Carl Gustav Jung
Carl Gustav Jung (26th July 1875 – 6th June 1961) was a Swiss psychiatrist and psychotherapist who founded analytical psychology. His work has been influential not only in psychiatry but also in philosophy, anthropology, archaeology, literature, and religious studies. He was a prolific writer, though many of his works were not published until after his death. Carl Gustav Jung was born in Kesswil, in the Swiss canton of Thurgau as the second and first surviving child of Paul Achilles Jung and Emilie Preiswerk. In 1895 Jung studied medicine at the University of Basel. He did not plan to study psychiatry but when Jung discovered that psychoses are personality diseases his interest was immediately captured—it combined the biological and the spiritual, exactly what he was searching for. Jung’s approach did not sever the psych and extension from traditional healing as Freud did. The publication of Jung’s Psychology of the Unconscious in 1912 made manifest the theoretical divergence between himself and Freud. Jung’s work on himself and his patients convinced him that life has a spiritual purpose beyond material goals. Our main task, he believed was to discover and fulfil our deep innate potential. Jung’s pantheism (nature as the totality of everything identical with divinity) led him to believe that spiritual experience was essential to our well-being, as he specifically identified individual human life with nature as a whole.

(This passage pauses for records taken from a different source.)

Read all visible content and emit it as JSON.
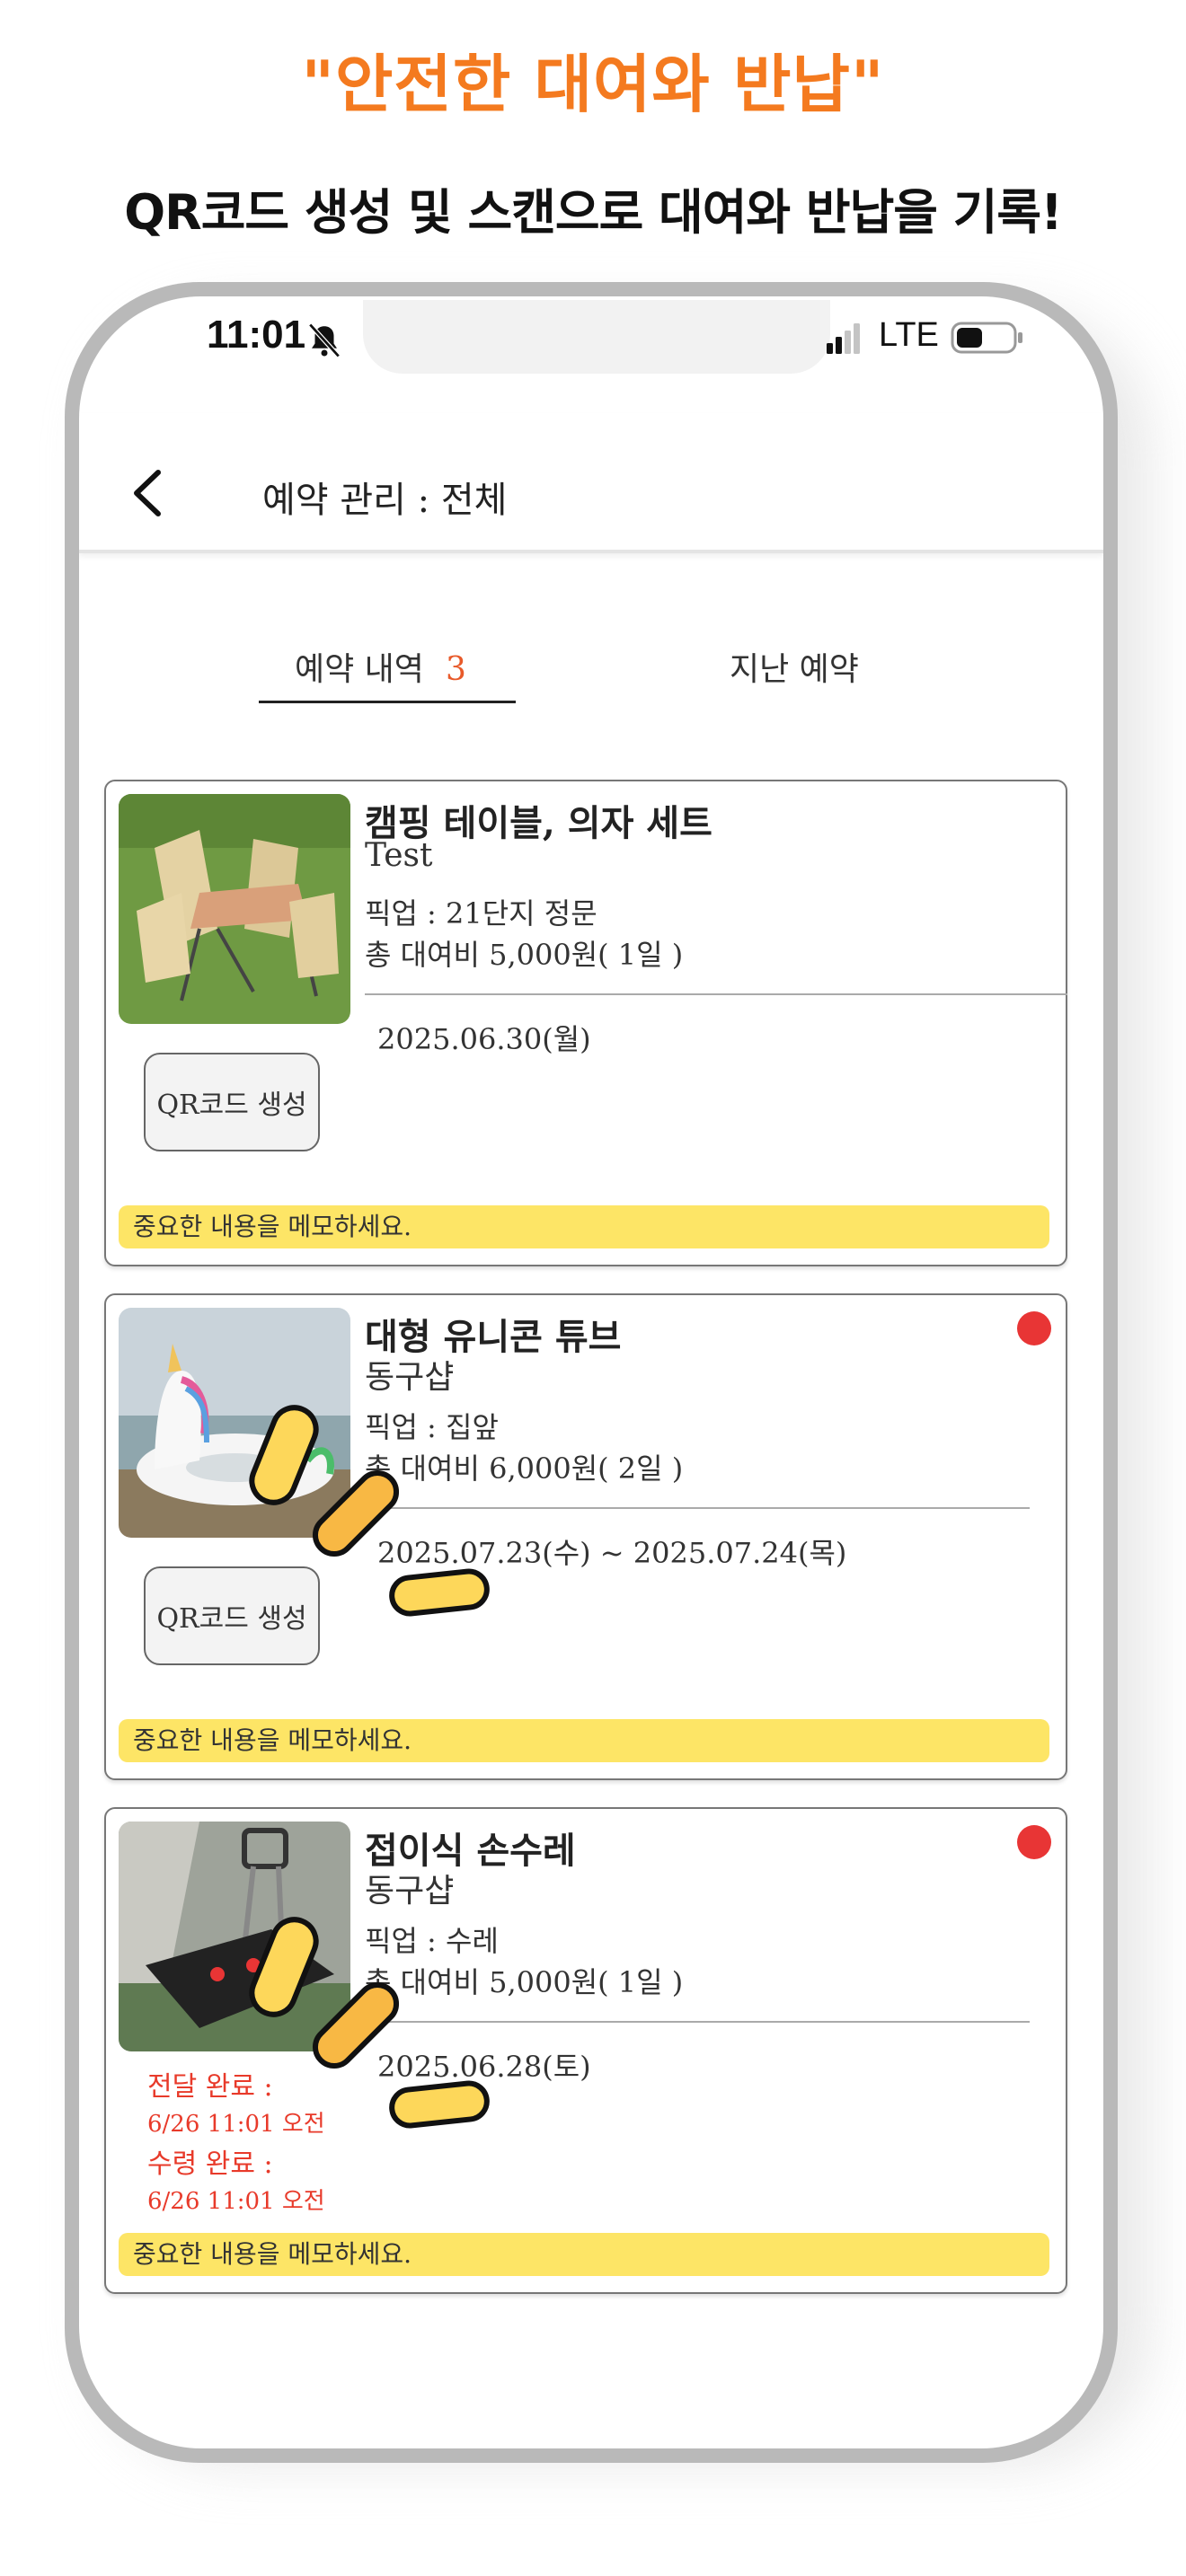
{
  "headline": "\"안전한 대여와 반납\"",
  "subheadline": "QR코드 생성 및 스캔으로 대여와 반납을 기록!",
  "status_bar": {
    "time": "11:01",
    "network": "LTE",
    "icons": [
      "bell-muted-icon",
      "signal-icon",
      "battery-icon"
    ]
  },
  "app_bar": {
    "back_icon": "chevron-left-icon",
    "title": "예약 관리 : 전체"
  },
  "tabs": [
    {
      "label": "예약 내역",
      "count": "3",
      "active": true
    },
    {
      "label": "지난 예약",
      "active": false
    }
  ],
  "reservations": [
    {
      "title": "캠핑 테이블, 의자 세트",
      "owner": "Test",
      "pickup": "픽업 : 21단지 정문",
      "fee": "총 대여비 5,000원( 1일 )",
      "date": "2025.06.30(월)",
      "button_label": "QR코드 생성",
      "memo_placeholder": "중요한 내용을 메모하세요.",
      "new_dot": false
    },
    {
      "title": "대형 유니콘 튜브",
      "owner": "동구샵",
      "pickup": "픽업 : 집앞",
      "fee": "총 대여비 6,000원( 2일 )",
      "date": "2025.07.23(수) ~ 2025.07.24(목)",
      "button_label": "QR코드 생성",
      "memo_placeholder": "중요한 내용을 메모하세요.",
      "new_dot": true
    },
    {
      "title": "접이식 손수레",
      "owner": "동구샵",
      "pickup": "픽업 : 수레",
      "fee": "총 대여비 5,000원( 1일 )",
      "date": "2025.06.28(토)",
      "delivered_label": "전달 완료 :",
      "delivered_time": "6/26 11:01 오전",
      "received_label": "수령 완료 :",
      "received_time": "6/26 11:01 오전",
      "memo_placeholder": "중요한 내용을 메모하세요.",
      "new_dot": true
    }
  ],
  "colors": {
    "headline": "#f47a1f",
    "memo": "#fde566",
    "accent_red": "#e83535",
    "tab_count": "#e85a2a"
  }
}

“Until now I was no anti-Semite, [but] now I’ll become one, I believe.” – Carl Jung 1913 in a letter to the Swedish analyst Poul Bjerre
“Hitler is a spiritual vessel, a demi-divinity; even better, a mythos. The voice he hears is that of the collective unconscious of his race.’ – Carl Gustav Jung – The Observer, London, October 18, 1936
“It is an unforgivable mistake for us to take as generally valid the results of Jewish psychology. No one would consider Chinese psychology to be valid for us.” – Carl Gustav Jung the Swiss founder of analytical psychology
In a BBC interview which aired during October 1959 Jung was asked if he believed in God, he said: “I could not say I believe. I know! I have had the experience of being gripped by something that is stronger than myself, something that people call God.”
A few months before he died Jung summarized the religious emphasis of his life work in a letter to an English correspondent. One of the passages red. “I have failed in my foremost task to open people’s eyes to the fact that man has a soul, that there is a buried treasure in the field and that our religion and philosophy are in a lamentable state.”
When Carl Gustav Jung died the village pastor declared “He had given man the courage to have a soul again”.